QT-Opt: Scalable Deep Reinforcement Learning for Vision-Based Robotic Manipulation
Dmitry Kalashnikov, Alex Irpan, Peter Pastor, Julian Ibarz, Alexander Herzog, Eric Jang, Deirdre Quillen, Ethan Holly, Mrinal Kalakrishnan, Vincent Vanhoucke, Sergey Levine
Paper and Video: here
Google AI Blog: here
CoRL 2018, Best Systems Paper
Trains a real-world grasping policy from monocular RGB images, using QT-Opt, a scalable deep reinforcement learning system. The learned policy reaches 96% grasp success on previously unseen objects, uses less data than supervised learning, and automatically learns to singulate objects and retry failed grasps, because they improve long-term grasp success.
Can Deep Reinforcement Learning Solve Erdos-Selfridge-Spencer Games?
Maithra Raghu, Alex Irpan, Jacob Andreas, Robert Kleinberg, Quoc V. Le, Jon Kleinberg
Explores deep RL within Erdos-Selfridge-Spencer games, a class of combinatorial games where there is a tunable difficulty parameter and a closed-form optimal linear policy. The environments are used to compare learning algorithms, analyze generalization, and compare imitation learning to reinforcement learning.
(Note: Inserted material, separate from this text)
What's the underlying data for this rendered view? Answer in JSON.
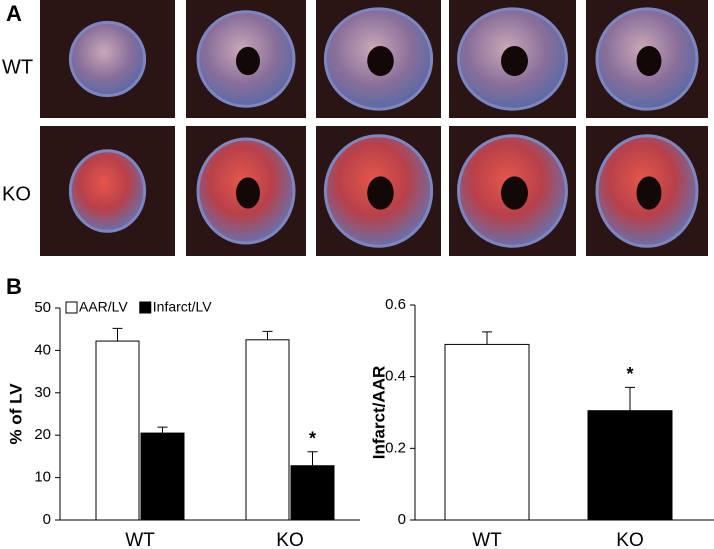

Using Simulation and Domain Adaptation to Improve Efficiency of Deep Robotic Grasping
Konstantinos Bousmalis*, Alex Irpan*, Paul Wohlhart*, Yunfei Bai, Matthew Kelcey, Mrinal Kalakrishnan, Laura Downs, Julian Ibarz, Peter Pastor, Kurt Konolige, Sergey Levine, Vincent Vanhoucke. Asterisk indicates equal contribution.
Paper and Video: here
Combines several domain adaptation techniques (both feature-level and pixel-level) to learn real-world grasping policies from monocular RGB images. Achieved same real-world grasp performance with 50x less data.
Learning Hierarchical Information Flow with Recurrent Neural Modules
Danijar Hafner, Alex Irpan, James Davidson, Nicolas Heess
Proposes ThalNet, a network architecture inspired by the thalamus in the brain. Shows the model can learn how to direct information flow between different modules, represented by neural networks.